Skema ini ditawarkan untuk memperluas akses permodalan dengan bunga rendah serta tenor yang fleksibel melalui perbankan, termasuk Bank Negara Indonesia (BNI).
Pemerintah bersama perbankan terus mendorong KUR sebagai solusi pembiayaan produktif bagi UMKM agar dapat mengembangkan usaha tanpa terkendala modal awal.
Program ini juga dirancang untuk memperkuat daya saing sektor usaha kecil di tengah dinamika ekonomi nasional.
Plafon Rp100 Juta dengan Tenor hingga 5 Tahun
Dalam skema KURBNI 2026, pelaku usaha dapat mengajukan pinjaman hingga Rp100 juta dengan tenor maksimal 60 bulan atau 5 tahun.
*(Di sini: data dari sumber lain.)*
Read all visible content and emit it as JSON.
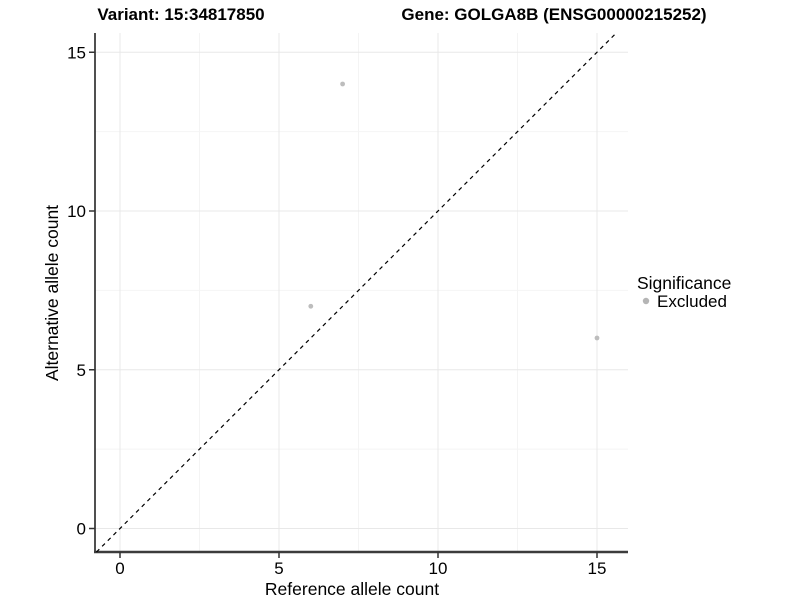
{
  "titles": {
    "variant": "Variant: 15:34817850",
    "gene": "Gene: GOLGA8B (ENSG00000215252)"
  },
  "chart_data": {
    "type": "scatter",
    "title_left": "Variant: 15:34817850",
    "title_right": "Gene: GOLGA8B (ENSG00000215252)",
    "xlabel": "Reference allele count",
    "ylabel": "Alternative allele count",
    "xlim": [
      -0.8,
      16
    ],
    "ylim": [
      -0.75,
      15.6
    ],
    "xticks": [
      0,
      5,
      10,
      15
    ],
    "yticks": [
      0,
      5,
      10,
      15
    ],
    "minor_gridlines_x": [
      2.5,
      7.5,
      12.5
    ],
    "minor_gridlines_y": [
      2.5,
      7.5,
      12.5
    ],
    "grid": "on",
    "identity_line": {
      "equation": "y = x",
      "style": "dashed",
      "color": "#000000"
    },
    "series": [
      {
        "name": "Excluded",
        "color": "#bdbdbd",
        "points": [
          [
            7,
            14
          ],
          [
            6,
            7
          ],
          [
            15,
            6
          ]
        ]
      }
    ],
    "legend": {
      "position": "right",
      "title": "Significance",
      "entries": [
        {
          "label": "Excluded",
          "color": "#b5b5b5"
        }
      ]
    }
  },
  "colors": {
    "background": "#ffffff",
    "point": "#bdbdbd",
    "legend_point": "#b5b5b5",
    "grid_major": "#e8e8e8",
    "grid_minor": "#f4f4f4",
    "axis_line": "#3c3c3c",
    "tick_mark": "#333333",
    "tick_label": "#000000",
    "identity_line": "#000000"
  }
}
Semakin panjang tenor yang dipilih, cicilan bulanan menjadi lebih ringan dan lebih mudah disesuaikan dengan arus kas usaha.
Berikut simulasi tabel angsuran KURBNI 2026 untuk pinjaman Rp100 juta:
12 bulan: Rp8.606.643 per bulan 24 bulan: Rp4.432.061 per bulan 36 bulan: Rp3.042.194 per bulan 48 bulan: Rp2.348.503 per bulan 60 bulan: Rp1.933.280 per bulan
Simulasi tersebut menjadi acuan bagi pelaku UMKM untuk menyesuaikan kemampuan pembayaran sebelum mengajukan pinjaman.
Calon debitur KURBNI 2026 harus memenuhi sejumlah persyaratan, di antaranya:
- Warga Negara Indonesia (WNI) berusia minimal 21 tahun atau sudah menikah - Usaha telah berjalan minimal 6 bulan - Fotokopi e-KTP dan Kartu Keluarga (KK) - Surat nikah (bagi yang sudah menikah) - Nomor Induk Berusaha (NIB) atau surat keterangan usaha - NPWP untuk pinjaman di atas Rp50 juta - Tidak sedang menerima kredit produktif dari lembaga pembiayaan lain
Untuk pengajuan di atas Rp100 juta, debitur juga dapat diminta menyertakan agunan tambahan sesuai ketentuan bank.
Pengajuan KURBNI 2026 dapat dilakukan secara online maupun langsung ke kantor cabang.
1. Online Calon debitur dapat mengakses laman resmi eform BNI, mengisi data diri dan usaha, serta menunggu proses verifikasi dan survei lapangan oleh pihak bank.
2. Offline Pemohon datang langsung ke kantor cabang BNI dengan membawa dokumen persyaratan, kemudian mengikuti proses pengajuan, wawancara, dan survei usaha. Proses persetujuan umumnya memakan waktu 3–7 hari kerja.